Hello all
My attempt:This looks like a very tricky question to me but lets give it a try Point to note is that the fraction \(\frac{a}{b}\) is a terminating decimal meaning that \(b\) is of the form \(2^x * 5^y\) where \(x\) and \(y\) are whole numbers.
Also \(a\) and \(b\) are single digit \(+ve\) numbers meaning that \(a,b={1,2,3...9}\)
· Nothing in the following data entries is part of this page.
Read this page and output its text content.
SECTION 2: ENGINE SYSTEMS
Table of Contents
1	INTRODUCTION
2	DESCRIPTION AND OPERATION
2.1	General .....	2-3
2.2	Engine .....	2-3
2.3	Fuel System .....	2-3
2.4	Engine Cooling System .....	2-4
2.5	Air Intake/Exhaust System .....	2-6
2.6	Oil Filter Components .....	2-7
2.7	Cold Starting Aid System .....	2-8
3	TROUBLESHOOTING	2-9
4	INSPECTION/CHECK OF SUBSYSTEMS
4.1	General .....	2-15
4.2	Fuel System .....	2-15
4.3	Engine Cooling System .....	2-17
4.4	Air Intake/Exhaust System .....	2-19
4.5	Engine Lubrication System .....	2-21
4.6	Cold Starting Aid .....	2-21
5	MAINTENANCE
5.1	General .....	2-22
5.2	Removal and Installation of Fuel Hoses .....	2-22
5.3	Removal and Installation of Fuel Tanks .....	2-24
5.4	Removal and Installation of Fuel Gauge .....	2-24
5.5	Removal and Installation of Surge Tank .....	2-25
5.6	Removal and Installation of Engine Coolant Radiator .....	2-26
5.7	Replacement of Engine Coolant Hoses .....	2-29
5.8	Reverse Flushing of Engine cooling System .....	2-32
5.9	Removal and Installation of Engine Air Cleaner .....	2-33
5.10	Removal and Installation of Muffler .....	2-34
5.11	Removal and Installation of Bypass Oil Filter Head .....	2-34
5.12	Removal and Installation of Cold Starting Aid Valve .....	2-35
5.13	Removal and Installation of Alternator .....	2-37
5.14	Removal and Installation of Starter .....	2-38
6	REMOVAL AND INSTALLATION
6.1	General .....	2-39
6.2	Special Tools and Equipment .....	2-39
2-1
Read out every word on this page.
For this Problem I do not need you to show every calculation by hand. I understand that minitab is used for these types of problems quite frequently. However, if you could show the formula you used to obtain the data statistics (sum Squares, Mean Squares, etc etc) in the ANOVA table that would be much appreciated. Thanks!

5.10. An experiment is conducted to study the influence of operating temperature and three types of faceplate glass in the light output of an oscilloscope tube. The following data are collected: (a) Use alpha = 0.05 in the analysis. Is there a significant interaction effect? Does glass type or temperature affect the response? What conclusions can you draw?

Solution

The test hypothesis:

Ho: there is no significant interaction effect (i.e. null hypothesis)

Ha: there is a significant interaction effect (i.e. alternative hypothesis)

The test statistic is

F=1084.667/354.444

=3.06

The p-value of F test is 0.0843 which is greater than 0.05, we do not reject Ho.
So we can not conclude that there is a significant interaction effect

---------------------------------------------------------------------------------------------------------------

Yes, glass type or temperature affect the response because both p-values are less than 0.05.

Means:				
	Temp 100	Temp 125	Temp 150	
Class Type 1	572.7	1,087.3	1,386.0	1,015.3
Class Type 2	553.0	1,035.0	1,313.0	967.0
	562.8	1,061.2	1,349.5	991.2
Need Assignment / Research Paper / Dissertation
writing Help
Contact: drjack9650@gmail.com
Statement 1:\(\frac{-1}{3} > \frac{-a}{b} > \frac{-4}{5}\)
\(0.33<\frac{a}{b}<0.8\)
Working with \(b\) in the form of \(2^x * 5^y\) we have \(b\) in the set \({2,4,5,8}\) but we must not forget that this condition of terminating decimal is dependent on the reduced fraction and therefore we will check at the end.
So
for \(b=2\) we have \(\frac{a}{b} = \frac{1}{2}\) falls within \(0.33\) and \(0.8\)
for \(b=4\) we have \(\frac{a}{b} = \frac{2}{4}\) and \(\frac{3}{4}\) falls within \(0.33\) and \(0.8\)
for \(b=5\) we have \(\frac{a}{b} = \frac{2}{5}\) and \(\frac{3}{5}\) falls within \(0.33\) and \(0.8\)
for \(b=8\) we have \(\frac{a}{b} = \frac{3}{8}\), \(\frac{4}{8}\), \(\frac{5}{8}\) and \(\frac{6}{8}\) falls within \(0.33\) and \(0.8\)
the odd case here is \(b=6\)
for \(b=6\) we have \(\frac{a}{b} = \frac{3}{6}\) falls within \(0.33\) and \(0.8\)
Alternatively we can just multiply integers to the fractions to find the reducible forms of the fraction.
Thus \(a={1,2,3,4,5,6}\). Hence we cannot solve this from this statement alone.
Statement 2:Now the given statement basically means that \(b\) is a perfect number.
Theory: A perfect number is a positive integer that is equal to the sum of its proper positive divisors, that is, the sum of its positive divisors excluding the number itself. Refer
https://en.wikipedia.org/wiki/Perfect_number. First perfect number is \(6\) and the second is \(28\).
Now \(b=6\)
Thus the terminating fractions which can be formed are \(\frac{3}{3}\), \(\frac{6}{3}\), \(\frac{9}{3}\)
So \(a={3,6,9}\)
Hence we cannot find \(a\) from this statement alone.
Combining the two statements:If we combine the two sets of \(a\) from statement 1 and 2 we have only one common solution which is \(a=3\).
Hence solvable.
I will go with option \(C\)